I confess to having had some small trepidation, and curiosity, as to how she would be received, but I didn’t need to be concerned. Shira instantly became a synagogue mascot – an engaging although shy child who was embraced warmly by the entire congregation. I stopped being “Jeremy” and became “Shira’s dad,” and that meant a great, great deal to me.
Becoming a father is the most significant experience of my adult life and the best decision I’ve ever made.
5. What’s something people might be surprised to learn about you?
I’m really very good at ironing shirts. I even bought myself an extremely fancy iron, because it’s the household chore that I’m best at and genuinely enjoy. I like household chores where you take something messy, and turn it into something neat and ordered.
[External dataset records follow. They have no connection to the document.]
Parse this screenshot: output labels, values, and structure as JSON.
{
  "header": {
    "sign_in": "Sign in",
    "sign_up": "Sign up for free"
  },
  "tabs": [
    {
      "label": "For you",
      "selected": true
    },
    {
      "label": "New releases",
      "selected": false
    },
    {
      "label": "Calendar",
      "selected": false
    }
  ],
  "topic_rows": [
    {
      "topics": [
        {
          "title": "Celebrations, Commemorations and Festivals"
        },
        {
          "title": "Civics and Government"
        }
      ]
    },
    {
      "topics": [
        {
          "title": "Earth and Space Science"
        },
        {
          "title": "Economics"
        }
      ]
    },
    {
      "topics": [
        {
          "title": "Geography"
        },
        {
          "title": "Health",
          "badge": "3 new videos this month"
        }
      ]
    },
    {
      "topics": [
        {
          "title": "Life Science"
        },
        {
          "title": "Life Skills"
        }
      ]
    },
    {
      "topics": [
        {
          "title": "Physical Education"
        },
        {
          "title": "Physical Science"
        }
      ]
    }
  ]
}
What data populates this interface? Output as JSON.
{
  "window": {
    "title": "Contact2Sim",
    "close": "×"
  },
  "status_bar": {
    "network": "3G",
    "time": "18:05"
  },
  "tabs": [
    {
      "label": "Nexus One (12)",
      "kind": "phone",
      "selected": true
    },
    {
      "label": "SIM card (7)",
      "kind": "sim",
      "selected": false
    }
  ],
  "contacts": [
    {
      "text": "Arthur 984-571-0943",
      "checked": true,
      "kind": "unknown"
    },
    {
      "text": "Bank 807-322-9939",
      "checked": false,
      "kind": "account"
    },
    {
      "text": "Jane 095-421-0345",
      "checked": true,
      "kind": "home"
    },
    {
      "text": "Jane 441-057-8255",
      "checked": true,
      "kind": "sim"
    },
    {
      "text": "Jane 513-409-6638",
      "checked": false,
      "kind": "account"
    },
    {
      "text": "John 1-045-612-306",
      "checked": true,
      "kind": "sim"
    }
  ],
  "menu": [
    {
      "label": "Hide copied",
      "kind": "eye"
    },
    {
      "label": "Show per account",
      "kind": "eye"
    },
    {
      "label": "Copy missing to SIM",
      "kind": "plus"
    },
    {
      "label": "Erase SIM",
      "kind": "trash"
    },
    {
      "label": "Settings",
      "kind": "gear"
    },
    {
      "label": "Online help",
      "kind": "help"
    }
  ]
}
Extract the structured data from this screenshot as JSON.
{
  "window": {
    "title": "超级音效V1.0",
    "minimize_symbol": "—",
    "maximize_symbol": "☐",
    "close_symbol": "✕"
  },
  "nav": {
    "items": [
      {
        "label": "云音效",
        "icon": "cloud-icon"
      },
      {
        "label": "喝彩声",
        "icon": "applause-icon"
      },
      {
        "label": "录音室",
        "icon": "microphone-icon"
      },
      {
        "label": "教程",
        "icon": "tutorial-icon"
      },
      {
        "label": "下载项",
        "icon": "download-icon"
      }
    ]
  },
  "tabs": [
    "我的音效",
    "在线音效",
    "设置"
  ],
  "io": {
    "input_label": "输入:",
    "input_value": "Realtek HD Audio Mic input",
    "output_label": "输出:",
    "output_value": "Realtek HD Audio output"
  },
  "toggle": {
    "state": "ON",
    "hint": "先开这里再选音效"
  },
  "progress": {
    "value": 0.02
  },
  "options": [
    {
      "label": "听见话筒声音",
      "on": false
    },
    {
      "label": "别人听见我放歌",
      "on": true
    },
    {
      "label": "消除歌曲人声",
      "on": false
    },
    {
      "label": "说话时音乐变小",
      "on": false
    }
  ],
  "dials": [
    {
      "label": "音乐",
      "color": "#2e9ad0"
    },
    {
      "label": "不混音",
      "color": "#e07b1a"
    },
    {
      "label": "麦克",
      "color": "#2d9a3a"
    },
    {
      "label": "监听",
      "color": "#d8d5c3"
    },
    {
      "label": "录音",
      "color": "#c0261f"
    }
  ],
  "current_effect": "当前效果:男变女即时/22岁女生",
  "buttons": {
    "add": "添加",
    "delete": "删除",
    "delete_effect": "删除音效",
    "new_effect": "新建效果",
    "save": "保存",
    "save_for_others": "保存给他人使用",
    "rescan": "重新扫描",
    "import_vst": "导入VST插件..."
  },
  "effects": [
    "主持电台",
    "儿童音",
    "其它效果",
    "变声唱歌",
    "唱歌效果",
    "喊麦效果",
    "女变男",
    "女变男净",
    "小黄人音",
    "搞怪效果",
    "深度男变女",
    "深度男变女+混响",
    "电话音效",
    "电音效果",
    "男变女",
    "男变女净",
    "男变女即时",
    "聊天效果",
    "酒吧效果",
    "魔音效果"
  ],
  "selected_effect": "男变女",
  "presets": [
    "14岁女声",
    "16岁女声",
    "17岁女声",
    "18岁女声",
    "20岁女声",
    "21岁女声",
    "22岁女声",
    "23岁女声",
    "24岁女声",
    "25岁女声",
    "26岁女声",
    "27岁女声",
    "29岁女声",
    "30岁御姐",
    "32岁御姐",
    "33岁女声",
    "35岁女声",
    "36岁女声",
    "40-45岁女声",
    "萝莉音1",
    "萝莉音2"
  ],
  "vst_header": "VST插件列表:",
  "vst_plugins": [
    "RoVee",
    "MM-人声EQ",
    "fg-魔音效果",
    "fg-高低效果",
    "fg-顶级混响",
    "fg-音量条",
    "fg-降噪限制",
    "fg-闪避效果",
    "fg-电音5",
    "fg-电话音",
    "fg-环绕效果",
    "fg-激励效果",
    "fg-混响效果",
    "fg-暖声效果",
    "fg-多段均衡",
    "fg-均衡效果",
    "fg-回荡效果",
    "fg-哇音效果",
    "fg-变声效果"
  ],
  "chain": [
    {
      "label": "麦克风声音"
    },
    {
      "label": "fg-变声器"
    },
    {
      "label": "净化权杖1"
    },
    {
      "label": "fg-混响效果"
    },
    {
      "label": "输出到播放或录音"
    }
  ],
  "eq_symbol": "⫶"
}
I also like polishing silver, although I don’t do it very often.
Life is inherently messy and impossible to keep perfectly ordered; even when you do manage it, things never stay that way for long. Perhaps that’s why ironing and polishing silver feel so satisfying; at least for a while, there’s a moment of calm in restoring order, before you have to do it again.
6. What’s your favourite movie?
The movie that’s had the biggest impact on my movie going experience was when I was six or seven. At that time children my age weren’t allowed in movie theatres in Montreal, but my grandfather snuck me into my first movie, How the West Was Won.
It was a massive Cinerama epic, the IMAX of its day, nearly three hours long and filled with sweeping landscapes, battles, dramatic scenes and elaborate dance numbers, et cetera, et cetera.